Il libro ha avuto subito un ottima accoglienza. L’ho pubblicato nel 1995 ma ancora oggi c’è tanta gente che me lo richiede.

Dopo ci sono state altre pubblicazioni, ce ne parli?


Nel 1997 ho pubblicato “La Salsa Portoricana”, un libro che in realtà era un metodo didattico-storico. Una cosa davvero innovativa perché per la prima volta, in una epoca in cui c’era ancora molta improvvisazione, si poneva il problema di come e cosa insegnare.
Nel 2002 ho invece pubblicato “Salseando y Bailando” un libro che descrive l’evoluzione del ballo afro-latino-caraibico dal danzon alla salsa analizzando anche il suo contesto sociale.
Nel 2010 ho pubblicato “La Salsa sulla rotta Puerto Rico-New york”, un libro che è piaciuto molto anche nella isla del encanto visto che parla molto anche del folklore portoricano.
Infine nel 2013 ho pubblicato un altro libro molto importante “L’Arte di Insegnare”. Anche questo è frutto delle mie passioni, dei miei viaggi, di tutte quelle esperienze di vita che ho maturato in questi anni erranti.
Ho voluto scrivere qualcosa che fosse d’aiuto per tutti quei temerari intenzionati a percorrere i tortuosi sentieri che conducono all’arte della maestria.
Tutti i libri sono disponibili sul mio sito www.enzoconte.it

Nel 2000 sei entrato a far parte degli Jala Jala dancers, diventando così il primo ballerino italiano ad esibirsi a Puerto Rico con un gruppo interamente portoricano.
Ci racconti come si è concretizzata quest’avventura?

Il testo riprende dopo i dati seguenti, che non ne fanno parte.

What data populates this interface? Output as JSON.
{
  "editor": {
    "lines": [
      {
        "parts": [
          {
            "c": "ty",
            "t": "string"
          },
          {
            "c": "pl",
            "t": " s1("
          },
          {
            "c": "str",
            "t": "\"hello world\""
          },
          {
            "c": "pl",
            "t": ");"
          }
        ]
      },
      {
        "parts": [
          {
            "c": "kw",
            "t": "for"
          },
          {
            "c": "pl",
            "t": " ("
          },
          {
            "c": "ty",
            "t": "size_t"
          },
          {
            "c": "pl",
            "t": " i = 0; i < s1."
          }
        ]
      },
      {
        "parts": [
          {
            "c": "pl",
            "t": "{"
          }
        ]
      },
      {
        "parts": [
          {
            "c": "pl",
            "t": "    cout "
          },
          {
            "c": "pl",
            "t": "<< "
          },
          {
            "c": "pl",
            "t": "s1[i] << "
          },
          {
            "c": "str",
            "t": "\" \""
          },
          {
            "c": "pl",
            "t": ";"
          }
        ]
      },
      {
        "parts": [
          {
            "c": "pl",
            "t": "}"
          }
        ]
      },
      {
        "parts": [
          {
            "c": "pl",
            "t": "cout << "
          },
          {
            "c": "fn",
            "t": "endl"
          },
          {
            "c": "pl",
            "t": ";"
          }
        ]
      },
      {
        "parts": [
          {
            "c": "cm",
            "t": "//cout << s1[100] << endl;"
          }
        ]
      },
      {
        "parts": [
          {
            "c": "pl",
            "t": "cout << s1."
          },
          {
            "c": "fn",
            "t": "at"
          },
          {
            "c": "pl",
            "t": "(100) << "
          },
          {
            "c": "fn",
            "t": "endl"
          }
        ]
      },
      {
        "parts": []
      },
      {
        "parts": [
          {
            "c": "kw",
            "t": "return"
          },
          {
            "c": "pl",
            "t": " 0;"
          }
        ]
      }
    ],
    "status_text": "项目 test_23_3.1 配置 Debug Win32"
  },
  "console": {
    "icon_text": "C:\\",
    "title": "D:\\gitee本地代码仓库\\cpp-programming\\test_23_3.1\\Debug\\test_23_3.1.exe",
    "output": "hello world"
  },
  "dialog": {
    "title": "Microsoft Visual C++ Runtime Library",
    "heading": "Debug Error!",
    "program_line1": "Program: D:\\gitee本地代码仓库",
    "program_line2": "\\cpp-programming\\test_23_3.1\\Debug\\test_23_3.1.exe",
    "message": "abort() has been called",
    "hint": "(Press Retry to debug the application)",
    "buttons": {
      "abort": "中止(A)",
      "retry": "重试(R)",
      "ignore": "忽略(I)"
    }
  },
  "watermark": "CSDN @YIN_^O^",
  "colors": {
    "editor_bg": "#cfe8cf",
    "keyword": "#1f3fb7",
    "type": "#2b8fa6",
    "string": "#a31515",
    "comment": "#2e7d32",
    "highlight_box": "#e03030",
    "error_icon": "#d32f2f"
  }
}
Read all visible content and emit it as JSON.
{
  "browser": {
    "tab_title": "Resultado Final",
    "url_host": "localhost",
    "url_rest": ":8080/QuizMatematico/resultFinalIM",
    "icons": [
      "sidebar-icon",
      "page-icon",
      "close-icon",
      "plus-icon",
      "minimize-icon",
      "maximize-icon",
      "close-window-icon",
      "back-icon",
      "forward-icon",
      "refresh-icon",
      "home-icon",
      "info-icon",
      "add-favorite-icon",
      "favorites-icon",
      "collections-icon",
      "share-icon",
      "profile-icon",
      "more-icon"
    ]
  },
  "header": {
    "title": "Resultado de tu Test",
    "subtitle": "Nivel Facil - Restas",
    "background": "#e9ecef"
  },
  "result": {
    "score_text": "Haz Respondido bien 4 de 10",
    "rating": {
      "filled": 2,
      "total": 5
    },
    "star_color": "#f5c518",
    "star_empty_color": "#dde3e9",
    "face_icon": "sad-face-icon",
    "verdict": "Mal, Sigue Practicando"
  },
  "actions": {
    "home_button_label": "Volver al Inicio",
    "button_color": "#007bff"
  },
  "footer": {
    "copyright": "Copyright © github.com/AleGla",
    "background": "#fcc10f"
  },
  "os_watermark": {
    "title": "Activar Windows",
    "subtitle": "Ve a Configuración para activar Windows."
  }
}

Ho conosciuto Papito Jala Jala nel 1994 direttamente a Puerto Rico e da allora mi sono innamorato del suo stile e di quello dei suoi fantastici Jala Jala dancers. Ho cominciato così ad insegnare e a diffondere quello stile anche in Italia organizzando allo stesso tempo le tournée sia di Papito che dei vari componenti del suo gruppo.
Nel frattempo tutte le estati andavo a Puerto Rico a per cercare di impadronirmi sempre di più delle chiavi del loro sabor.
Ricordo che l’estate del 2000 ebbi l’opportunità di partecipare a tutte le prove che Los Jala Jala dancers facevano in vista di una esibizione in programma a fine agosto con l’orchestra di Tommy Olivencia.
Prima di quel concerto era prevista una esibizione anche alla Festa patronale di Loiza e così, il giorno prima, nel decidere le coppie che avrebbero partecipato a quello spettacolo, Papito disse davanti a tutti: “Enzo, domani tu balli con Janet”.
Me lo disse così, senza neanche avvisarmi prima, regalandomi una grande gioia, perché da sempre il mio sogno era quello di potermi esibire con loro, con i miei idoli e direttamente a Puerto Rico..

E a Puerto Rico ti sei esibito insieme a cantanti importanti del panorama salsero…

Dopo quella prima volta ho avuto la possibilità di ballare direttamente sul palco con altri grandi orchestre come appunto Tommy Olivencia, El Gran Combo de Puerto Rico, La Sonora Poncena ma anche con grandi cantanti come Cheo Feliciano, José Ernesto Parra ( con cui ci siamo esibiti anche in un importante programma televisivo portoricano “Lo show del Mediodia”). Invece con Gilberto Santa Rosa ho avuto modo di ballare qui in Italia.
Quando sei sul palco a ballare con quei grandi artisti ti sembra davvero di toccare il cielo con un dito!!!

Come è cambiato il mondo della salsa dagli anni ’90 a oggi?

Proprio in questi giorni sto scrivendo un nuovo libro “Storia e storie della Salsa in Italia” che racconta di come e quanto sia cambiato questo mondo.
All’epoca era un piccolo microcosmo dominato dalla musica dal vivo, dalla presenza di una forte comunità latino-americana e soprattutto dalla passione e dall’entusiasmo disinteressato per quella che non era solo una musica ma anche un modo di affrontare la vita con sempre un sorriso sulle labbra.
Con l’esplosione del boom tutto questo si è perso in nome del business. Oggi a dominare questo mondo sono le scuole di ballo che se da un lato hanno saputo arruolare sempre nuovi adepti dall’altra hanno fatto perdere l’innocenza, la bellezza e la purezza delle origini.

Quanto è importante, secondo te, conoscere la tradizione o pensi si debba guardare solo alle novità?

Io sono del parere che è assolutamente importante, non solo rifarsi alla tradizione ma avere sempre come riferimento quello che succede nei paesi di origine. Intendo dire che per me la Salsa non è mai stata l’Italia. Io quando penso alla salsa la vedo sempre come una espressione tipica di quei popoli che, nel tempo, ho imparato così tanto ad amare. Per cui vanno bene anche le evoluzioni ma sempre nel rispetto della tradizione e quest’ultima la devi conoscere se la vuoi innovare.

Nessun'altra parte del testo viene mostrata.